Por esse motivo eu estava agora estacionando o carro na frente do meu bar favorito, ansiando pelo ardor de uma boa dose de uísque ao som de músicas deprimentes sobre o amor perdido. Entrando no estabelecimento, ri debochado pra mim mesmo, escarnecendo da minha auto piedade, quando senti o riso morrer na garganta. Atrás do balcão do bar, limpando alguns copos, não estava o homem de meia idade que eu estava acostumado a ver, mas sim um garoto alto com cabelos rebeldes tingidos de lilás.
– Mas que porra você tá fazendo aqui? – perguntei ao me aproximar, rezando para que tudo não passasse de um pesadelo e eu acordasse na minha cama, rindo do sonho idiota que eu acabara de ter.
– Boa noite, senhor! Hoje serei seu bartender. O que vai querer? – o garoto me lançou um daqueles sorrisos retangulares que eu achava estranhamente perturbadores, ignorando completamente minha pergunta.
– Cacete, Taehyung. Não brinca comigo. – encarei-o com raiva, me controlando pra não estrangular aquele pescoço fino. – Cadê o ahjussi que trabalha aqui?
– Trabalhava. – ele me corrigiu, sem se deixar intimidar. – Aposentado. Agora sou eu que sirvo as bebidas por aqui.
– Nossa, que ótimo. – bufei, pronto pra dar as costas e ir embora. – Conseguiram estragar o único bar que eu gostava. – comecei a me afastar, mas Taehyung inclinou-se sobre o balcão e segurou meu braço. Encarei sua mão como se ela tivesse algum tipo de doença, até ele entender o recado e me soltar.

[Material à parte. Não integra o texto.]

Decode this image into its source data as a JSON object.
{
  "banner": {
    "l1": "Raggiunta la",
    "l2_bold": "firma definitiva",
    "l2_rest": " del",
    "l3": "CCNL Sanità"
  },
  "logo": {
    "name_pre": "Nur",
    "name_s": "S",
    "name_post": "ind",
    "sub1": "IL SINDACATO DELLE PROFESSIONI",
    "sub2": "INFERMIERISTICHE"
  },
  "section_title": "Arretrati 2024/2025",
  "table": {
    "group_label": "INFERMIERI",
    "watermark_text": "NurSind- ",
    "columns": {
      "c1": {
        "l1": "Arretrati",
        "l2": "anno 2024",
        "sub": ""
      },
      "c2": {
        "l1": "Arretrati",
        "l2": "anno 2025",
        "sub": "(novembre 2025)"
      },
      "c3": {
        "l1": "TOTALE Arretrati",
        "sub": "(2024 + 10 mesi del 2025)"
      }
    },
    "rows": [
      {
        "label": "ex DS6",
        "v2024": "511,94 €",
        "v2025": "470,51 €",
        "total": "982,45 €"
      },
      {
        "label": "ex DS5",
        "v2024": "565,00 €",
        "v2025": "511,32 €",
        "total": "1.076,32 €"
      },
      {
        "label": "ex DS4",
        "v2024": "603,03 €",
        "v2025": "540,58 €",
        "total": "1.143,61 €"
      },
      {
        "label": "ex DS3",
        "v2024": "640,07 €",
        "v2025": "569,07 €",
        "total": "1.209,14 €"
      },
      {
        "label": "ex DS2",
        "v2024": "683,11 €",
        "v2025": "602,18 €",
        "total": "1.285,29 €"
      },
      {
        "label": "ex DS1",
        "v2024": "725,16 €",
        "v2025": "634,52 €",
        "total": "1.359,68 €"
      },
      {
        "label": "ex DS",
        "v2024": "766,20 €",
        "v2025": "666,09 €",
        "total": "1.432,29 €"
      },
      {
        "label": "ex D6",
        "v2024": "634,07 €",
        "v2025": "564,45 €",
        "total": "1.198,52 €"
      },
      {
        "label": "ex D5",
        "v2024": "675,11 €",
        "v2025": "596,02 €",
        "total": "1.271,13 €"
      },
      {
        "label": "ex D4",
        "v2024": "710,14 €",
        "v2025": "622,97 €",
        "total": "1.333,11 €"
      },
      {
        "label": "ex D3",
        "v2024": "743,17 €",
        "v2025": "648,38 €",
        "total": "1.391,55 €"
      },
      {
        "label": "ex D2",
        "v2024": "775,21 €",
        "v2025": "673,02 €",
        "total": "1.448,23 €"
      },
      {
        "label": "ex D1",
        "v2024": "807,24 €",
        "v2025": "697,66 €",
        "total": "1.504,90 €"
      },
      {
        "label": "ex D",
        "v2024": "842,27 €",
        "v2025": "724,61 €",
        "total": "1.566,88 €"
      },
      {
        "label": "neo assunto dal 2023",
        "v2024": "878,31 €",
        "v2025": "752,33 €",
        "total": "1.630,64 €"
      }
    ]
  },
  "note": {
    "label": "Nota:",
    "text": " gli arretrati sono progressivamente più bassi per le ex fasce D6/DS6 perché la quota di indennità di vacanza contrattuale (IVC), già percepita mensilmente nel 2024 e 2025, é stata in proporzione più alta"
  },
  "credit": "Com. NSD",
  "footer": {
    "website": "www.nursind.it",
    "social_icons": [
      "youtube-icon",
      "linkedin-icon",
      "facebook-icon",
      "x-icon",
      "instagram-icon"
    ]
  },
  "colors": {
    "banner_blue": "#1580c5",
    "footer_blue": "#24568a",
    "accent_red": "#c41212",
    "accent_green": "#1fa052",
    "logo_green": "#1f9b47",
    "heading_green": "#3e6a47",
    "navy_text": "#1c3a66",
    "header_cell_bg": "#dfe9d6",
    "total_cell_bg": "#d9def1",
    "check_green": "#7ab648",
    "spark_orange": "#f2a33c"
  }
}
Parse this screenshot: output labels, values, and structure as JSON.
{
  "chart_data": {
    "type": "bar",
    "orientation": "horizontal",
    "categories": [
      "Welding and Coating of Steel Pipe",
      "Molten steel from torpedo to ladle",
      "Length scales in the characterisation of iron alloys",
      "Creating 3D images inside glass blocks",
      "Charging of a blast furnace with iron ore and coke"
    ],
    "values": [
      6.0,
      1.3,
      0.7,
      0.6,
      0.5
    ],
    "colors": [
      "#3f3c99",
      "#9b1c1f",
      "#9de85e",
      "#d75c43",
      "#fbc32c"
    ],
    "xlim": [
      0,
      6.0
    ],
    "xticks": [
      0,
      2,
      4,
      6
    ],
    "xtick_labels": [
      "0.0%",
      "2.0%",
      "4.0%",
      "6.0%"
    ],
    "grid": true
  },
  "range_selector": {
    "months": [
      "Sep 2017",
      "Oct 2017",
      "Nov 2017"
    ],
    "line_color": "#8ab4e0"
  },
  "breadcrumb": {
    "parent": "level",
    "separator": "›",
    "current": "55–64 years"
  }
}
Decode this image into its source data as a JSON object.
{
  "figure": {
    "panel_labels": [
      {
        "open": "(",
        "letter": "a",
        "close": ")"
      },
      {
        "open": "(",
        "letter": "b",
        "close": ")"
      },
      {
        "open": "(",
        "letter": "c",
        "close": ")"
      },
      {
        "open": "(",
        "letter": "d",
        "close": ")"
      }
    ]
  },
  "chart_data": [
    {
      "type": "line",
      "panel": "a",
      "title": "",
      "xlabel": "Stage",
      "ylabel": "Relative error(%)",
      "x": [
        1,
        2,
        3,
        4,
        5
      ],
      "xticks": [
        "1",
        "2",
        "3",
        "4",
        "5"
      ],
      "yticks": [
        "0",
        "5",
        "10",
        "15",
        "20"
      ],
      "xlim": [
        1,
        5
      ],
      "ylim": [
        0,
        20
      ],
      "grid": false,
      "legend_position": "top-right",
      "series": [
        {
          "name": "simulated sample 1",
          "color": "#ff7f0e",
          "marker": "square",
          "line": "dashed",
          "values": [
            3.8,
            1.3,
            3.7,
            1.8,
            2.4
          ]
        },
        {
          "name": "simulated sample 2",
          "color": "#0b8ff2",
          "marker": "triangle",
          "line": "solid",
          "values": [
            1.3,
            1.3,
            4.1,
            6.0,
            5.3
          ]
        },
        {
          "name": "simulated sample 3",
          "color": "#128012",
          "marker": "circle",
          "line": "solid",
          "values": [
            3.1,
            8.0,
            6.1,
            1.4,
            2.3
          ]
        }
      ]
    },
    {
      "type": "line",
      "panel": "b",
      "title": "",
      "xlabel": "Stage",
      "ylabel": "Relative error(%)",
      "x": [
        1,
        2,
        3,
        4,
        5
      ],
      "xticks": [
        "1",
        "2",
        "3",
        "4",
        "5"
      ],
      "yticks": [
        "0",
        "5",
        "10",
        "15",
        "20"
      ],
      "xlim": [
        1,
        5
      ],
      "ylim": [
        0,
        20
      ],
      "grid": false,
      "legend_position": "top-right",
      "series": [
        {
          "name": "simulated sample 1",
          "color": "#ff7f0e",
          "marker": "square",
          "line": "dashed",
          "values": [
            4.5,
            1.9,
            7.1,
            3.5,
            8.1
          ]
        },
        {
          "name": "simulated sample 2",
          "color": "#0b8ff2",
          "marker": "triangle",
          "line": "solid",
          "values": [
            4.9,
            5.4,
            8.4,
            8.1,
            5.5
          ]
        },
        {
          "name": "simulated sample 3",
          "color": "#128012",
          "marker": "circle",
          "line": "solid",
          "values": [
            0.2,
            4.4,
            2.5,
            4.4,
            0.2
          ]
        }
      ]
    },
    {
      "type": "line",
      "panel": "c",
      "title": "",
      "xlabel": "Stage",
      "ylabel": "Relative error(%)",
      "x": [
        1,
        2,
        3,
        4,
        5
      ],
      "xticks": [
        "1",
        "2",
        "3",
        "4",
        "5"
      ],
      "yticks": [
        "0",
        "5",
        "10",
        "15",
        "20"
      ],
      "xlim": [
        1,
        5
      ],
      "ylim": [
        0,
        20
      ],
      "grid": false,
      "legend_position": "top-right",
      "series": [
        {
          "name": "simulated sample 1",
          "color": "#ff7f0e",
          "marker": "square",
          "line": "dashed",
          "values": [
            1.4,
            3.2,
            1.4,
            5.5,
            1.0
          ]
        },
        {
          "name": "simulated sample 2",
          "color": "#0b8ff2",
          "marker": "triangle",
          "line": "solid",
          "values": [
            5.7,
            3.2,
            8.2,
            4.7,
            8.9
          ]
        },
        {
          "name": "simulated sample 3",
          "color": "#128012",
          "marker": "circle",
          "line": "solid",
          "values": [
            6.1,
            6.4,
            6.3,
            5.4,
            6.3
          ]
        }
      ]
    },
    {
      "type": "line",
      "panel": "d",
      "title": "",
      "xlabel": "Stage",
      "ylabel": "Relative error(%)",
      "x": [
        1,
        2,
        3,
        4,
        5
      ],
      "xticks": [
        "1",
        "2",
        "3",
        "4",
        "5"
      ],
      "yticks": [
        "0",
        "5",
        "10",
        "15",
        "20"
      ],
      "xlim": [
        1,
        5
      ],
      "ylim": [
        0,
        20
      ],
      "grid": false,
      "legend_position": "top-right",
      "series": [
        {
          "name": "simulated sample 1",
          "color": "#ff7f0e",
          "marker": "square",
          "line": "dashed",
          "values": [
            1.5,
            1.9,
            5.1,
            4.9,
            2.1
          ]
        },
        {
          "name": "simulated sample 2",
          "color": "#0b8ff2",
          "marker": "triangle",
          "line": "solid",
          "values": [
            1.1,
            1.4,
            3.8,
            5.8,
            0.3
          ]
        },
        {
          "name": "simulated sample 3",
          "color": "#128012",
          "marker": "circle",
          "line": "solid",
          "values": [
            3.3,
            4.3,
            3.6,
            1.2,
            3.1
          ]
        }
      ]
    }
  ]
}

– Não vá embora ainda. – ele pediu, fazendo bico numa forma ridícula de aegyo. Revirei os olhos. – Toma alguma coisa primeiro. O que vai querer? Soju? – indagou, dispondo um copo na minha frente.
– Uísque. – disse simplesmente, assistindo-o despejar o líquido âmbar no vidro antes de pegá-lo e partir para meu canto favorito no bar, onde eu poderia apreciá-lo em silêncio. Mal eu me acomodei no assento, e lá estava ele saltitando na minha direção. Silêncio? Que inocência a minha.
– Como você está, Suga-hyung? – fuzilei-o com os olhos ao som da palavra hyung, mas ele pareceu não notar, colocando os cotovelos sobre o balcão e apoiando o queixo nas mãos. – Faz tempo que eu não te vejo.
– Pena que não durou mais tempo. – falei dentro do copo, sem sequer tentar esconder o veneno da voz. – E não me chame de hyung. É Suga-ssi pra você.
– Nah, isso é como Jimin te chama. – disse ele, abanando a mão dispersamente. Senti meus ombros ficarem tensos ao som daquele nome. Taehyung pareceu notar dessa vez. – O que foi, hyung? Aconteceu alguma coisa?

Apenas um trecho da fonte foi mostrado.